La stratégie macroniste a donc fait long feu. Le Président a été contraint hier soir de formuler explicitement le souhait d’une alliance formelle entre LR et ses propres soutiens. En réalité, sur l’économie et le social rien ne les sépare vraiment ; c’est sur la stratégie culturelle et politique que se joue le congrès LR. Emmanuel Macron a presque cité dans le texte les mots de Nicolas Sarkozy dans l’entretien que ce dernier a accordé au Journal du Dimanche : mérite, ordre, travail… il a multiplié les appels du pied à la droite républicaine que ce soit sur les retraites, sur le refus d’augmenter la valeur du travail, sur la sécurité ou sur l’immigration.

Le Président de la République sait que son quinquennat est déjà fini avant même d’avoir réellement commencé (ce qui ne veut pas dire que les Français ne subiront pas les conséquences désastreuses de ses orientations) ; après avoir joué les Matamor sur la dissolution, il sait désormais qu’une conjugaison des contraires le temps d’une motion de censure est possible et que sa menace pourrait se retourner contre ses fidèles. Il lui faut donc formaliser ce qu’il se refusait à faire jusqu’ici.

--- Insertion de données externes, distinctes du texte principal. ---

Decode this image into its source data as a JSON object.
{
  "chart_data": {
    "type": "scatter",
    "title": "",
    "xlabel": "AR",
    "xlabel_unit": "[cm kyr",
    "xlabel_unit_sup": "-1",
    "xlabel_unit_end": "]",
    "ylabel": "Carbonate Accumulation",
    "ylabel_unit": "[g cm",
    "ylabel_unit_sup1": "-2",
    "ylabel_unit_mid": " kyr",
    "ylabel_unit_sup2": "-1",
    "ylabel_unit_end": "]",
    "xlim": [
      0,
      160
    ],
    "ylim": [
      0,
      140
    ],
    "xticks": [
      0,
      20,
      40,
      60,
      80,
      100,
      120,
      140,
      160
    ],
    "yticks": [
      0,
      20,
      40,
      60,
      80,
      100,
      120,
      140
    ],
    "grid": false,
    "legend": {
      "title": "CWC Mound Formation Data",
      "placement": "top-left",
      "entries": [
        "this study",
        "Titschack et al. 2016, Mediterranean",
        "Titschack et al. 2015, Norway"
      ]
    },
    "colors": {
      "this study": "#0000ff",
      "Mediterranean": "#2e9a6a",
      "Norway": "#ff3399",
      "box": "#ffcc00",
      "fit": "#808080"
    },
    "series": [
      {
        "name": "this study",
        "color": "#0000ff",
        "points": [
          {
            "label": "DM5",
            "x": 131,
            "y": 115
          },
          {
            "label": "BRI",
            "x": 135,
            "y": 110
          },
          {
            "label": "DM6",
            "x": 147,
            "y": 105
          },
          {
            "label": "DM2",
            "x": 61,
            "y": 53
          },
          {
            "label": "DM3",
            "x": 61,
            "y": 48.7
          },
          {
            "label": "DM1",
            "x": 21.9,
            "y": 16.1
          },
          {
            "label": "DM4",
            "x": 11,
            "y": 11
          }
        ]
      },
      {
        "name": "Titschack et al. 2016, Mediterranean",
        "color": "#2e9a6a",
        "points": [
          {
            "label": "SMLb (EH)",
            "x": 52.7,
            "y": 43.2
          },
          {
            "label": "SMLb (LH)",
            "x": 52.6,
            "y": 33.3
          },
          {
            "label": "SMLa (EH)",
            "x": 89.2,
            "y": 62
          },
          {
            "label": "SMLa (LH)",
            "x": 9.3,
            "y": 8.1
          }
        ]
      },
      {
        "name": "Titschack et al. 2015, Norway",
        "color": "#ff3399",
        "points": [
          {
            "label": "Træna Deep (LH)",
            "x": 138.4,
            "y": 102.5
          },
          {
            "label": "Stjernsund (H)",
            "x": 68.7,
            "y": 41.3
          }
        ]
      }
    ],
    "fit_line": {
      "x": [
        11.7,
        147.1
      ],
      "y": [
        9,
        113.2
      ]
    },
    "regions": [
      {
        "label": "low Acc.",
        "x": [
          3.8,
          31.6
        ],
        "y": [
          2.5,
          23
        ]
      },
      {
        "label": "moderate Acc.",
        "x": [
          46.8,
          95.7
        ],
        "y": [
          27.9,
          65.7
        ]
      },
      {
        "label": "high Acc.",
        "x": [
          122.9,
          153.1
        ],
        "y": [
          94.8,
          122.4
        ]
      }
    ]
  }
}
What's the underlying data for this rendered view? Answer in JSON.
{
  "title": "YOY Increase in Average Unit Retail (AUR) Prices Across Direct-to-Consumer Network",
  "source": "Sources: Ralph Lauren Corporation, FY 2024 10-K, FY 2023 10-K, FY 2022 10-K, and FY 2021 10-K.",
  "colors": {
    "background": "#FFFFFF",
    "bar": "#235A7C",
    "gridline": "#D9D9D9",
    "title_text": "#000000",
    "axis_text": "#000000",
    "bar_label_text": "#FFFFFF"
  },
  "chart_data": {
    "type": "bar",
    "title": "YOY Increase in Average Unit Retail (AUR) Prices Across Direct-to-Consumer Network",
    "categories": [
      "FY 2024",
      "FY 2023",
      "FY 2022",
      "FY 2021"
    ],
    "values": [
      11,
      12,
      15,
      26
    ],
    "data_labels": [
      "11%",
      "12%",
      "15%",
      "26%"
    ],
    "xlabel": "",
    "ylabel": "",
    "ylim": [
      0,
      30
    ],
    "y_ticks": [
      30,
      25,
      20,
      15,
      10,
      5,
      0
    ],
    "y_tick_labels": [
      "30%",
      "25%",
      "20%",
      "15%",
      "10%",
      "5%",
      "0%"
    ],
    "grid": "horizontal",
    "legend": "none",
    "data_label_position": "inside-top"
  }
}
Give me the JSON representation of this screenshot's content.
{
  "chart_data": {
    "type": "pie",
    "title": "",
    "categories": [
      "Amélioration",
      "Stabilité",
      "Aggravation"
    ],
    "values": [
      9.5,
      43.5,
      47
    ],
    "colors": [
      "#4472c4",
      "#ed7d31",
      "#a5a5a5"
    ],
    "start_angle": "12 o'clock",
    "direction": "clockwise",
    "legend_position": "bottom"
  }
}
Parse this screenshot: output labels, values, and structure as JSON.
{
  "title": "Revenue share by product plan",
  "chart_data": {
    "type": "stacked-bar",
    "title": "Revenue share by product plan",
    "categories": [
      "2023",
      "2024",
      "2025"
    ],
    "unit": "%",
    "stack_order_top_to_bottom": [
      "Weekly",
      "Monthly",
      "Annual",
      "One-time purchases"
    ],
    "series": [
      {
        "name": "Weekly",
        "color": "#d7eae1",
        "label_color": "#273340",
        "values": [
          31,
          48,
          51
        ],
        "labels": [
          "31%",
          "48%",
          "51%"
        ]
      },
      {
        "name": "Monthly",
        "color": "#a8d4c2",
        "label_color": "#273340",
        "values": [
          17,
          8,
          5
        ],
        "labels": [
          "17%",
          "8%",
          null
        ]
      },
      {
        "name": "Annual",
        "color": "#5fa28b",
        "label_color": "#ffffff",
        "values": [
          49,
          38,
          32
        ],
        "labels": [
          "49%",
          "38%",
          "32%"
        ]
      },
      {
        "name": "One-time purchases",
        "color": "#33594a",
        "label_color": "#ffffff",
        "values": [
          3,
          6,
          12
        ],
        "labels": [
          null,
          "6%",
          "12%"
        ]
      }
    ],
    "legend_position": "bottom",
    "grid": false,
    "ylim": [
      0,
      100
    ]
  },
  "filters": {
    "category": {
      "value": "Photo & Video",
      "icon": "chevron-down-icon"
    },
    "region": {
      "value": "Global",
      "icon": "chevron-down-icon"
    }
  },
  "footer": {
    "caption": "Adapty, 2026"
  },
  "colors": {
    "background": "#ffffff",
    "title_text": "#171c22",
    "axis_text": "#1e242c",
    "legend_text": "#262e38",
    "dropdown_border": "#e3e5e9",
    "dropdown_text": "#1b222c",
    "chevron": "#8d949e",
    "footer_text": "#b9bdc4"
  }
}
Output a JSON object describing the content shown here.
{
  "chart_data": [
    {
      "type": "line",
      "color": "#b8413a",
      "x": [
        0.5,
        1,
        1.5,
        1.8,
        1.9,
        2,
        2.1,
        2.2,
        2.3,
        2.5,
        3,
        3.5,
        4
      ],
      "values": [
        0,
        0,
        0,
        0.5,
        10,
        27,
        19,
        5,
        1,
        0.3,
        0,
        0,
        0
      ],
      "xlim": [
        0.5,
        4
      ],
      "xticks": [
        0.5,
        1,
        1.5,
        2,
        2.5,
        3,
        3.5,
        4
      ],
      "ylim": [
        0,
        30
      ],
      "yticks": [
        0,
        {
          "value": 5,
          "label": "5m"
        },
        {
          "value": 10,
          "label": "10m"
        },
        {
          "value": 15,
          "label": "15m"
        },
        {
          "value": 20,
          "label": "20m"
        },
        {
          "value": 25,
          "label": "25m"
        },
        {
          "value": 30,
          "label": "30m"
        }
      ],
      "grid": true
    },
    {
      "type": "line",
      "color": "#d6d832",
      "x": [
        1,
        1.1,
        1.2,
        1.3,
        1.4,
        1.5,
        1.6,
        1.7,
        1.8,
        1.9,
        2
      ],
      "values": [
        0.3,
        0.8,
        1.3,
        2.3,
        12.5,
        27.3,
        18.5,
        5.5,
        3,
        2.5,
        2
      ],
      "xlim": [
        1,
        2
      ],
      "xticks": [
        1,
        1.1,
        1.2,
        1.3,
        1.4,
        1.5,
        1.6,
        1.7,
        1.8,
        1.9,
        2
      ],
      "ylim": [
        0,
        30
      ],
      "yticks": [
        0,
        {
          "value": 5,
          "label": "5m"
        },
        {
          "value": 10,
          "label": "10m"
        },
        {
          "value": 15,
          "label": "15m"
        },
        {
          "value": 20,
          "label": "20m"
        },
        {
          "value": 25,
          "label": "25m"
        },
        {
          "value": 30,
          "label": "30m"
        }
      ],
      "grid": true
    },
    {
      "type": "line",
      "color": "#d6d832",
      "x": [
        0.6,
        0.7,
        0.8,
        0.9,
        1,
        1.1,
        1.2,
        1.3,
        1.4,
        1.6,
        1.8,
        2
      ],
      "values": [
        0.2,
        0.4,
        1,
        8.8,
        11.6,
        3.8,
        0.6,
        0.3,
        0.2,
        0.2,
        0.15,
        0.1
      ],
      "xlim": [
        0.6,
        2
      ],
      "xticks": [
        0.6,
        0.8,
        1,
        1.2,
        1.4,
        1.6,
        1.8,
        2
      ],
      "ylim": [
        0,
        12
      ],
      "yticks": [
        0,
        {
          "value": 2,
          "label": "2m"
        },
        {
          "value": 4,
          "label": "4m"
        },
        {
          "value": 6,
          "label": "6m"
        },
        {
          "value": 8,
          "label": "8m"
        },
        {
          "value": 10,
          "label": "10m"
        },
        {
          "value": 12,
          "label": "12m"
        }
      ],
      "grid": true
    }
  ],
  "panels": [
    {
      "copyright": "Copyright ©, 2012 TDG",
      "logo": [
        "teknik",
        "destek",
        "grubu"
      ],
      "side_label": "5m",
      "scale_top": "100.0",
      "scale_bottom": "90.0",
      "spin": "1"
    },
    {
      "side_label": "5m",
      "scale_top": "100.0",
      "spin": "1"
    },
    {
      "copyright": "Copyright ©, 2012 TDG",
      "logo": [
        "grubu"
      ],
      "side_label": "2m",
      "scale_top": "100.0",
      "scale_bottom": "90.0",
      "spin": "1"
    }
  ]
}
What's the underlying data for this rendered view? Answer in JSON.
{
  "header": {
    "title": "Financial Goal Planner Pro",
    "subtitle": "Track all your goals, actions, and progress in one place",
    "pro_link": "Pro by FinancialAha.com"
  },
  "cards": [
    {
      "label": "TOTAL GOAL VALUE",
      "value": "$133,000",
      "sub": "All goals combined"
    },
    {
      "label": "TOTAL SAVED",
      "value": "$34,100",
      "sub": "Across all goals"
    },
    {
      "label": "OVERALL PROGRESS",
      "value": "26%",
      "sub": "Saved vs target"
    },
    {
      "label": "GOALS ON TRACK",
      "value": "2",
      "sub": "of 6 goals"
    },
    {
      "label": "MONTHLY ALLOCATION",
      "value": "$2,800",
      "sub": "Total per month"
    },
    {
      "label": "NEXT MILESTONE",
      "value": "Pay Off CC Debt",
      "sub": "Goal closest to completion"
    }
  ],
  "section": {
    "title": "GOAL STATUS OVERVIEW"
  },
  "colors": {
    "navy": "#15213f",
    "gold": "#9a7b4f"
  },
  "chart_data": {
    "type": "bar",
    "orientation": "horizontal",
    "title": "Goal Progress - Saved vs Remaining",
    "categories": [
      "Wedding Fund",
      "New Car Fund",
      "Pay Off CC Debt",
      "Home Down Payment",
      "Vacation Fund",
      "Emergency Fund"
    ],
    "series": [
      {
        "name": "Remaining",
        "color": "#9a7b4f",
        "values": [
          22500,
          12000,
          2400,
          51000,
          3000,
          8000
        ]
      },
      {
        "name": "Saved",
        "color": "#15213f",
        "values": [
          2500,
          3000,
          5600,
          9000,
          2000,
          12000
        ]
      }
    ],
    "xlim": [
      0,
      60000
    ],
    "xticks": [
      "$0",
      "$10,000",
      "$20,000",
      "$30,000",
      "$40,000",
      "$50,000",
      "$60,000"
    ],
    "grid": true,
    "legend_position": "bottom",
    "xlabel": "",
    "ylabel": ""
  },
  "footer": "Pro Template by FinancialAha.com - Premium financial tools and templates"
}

Marine Le Pen n’a pas seulement pris au piège LR et Emmanuel Macron ; elle a plongé la NUPES dans le désarroi. Depuis lundi, les députés de gauche se voit contraints par les médias de se justifier de n’avoir pas voulu faire une alliance de circonstance avec l’extrême droite. L’hypothèse est en soi absurde, mais tout à leur volonté de mettre en difficulté Olivier Faure pour le congrès du PS en janvier 2023, Jean-Christophe Cambadélis et François Kalfon (copieusement relayés par la macronie) ont cherché à accréditer l’idée que la motion de censure de la NUPES aurait été corrigée après coup pour plaire au RN. Le procédé est à la fois odieux, irresponsable et puérile, mais l’ambiguïté extra-parlementaire de Jean-Luc Mélenchon leur permet de médire à moindre risque : « nul ne votera la motion de censure RN à la #NUPES puisque le #RN a déjà dit qu'il ne voterait pas celle de la NUPES » (tweet du 19 octobre au soir, qui montre la faiblesse du cordon sanitaire) ; ou encore la revendication assumée sur son blog le 26 octobre de faire feu de tout bois.

Pendant ce temps, Marine Le Pen compte les points, se frotte les mains et attend son heure. Et les Français s’apprêtent à passer un hiver froid et déprimant.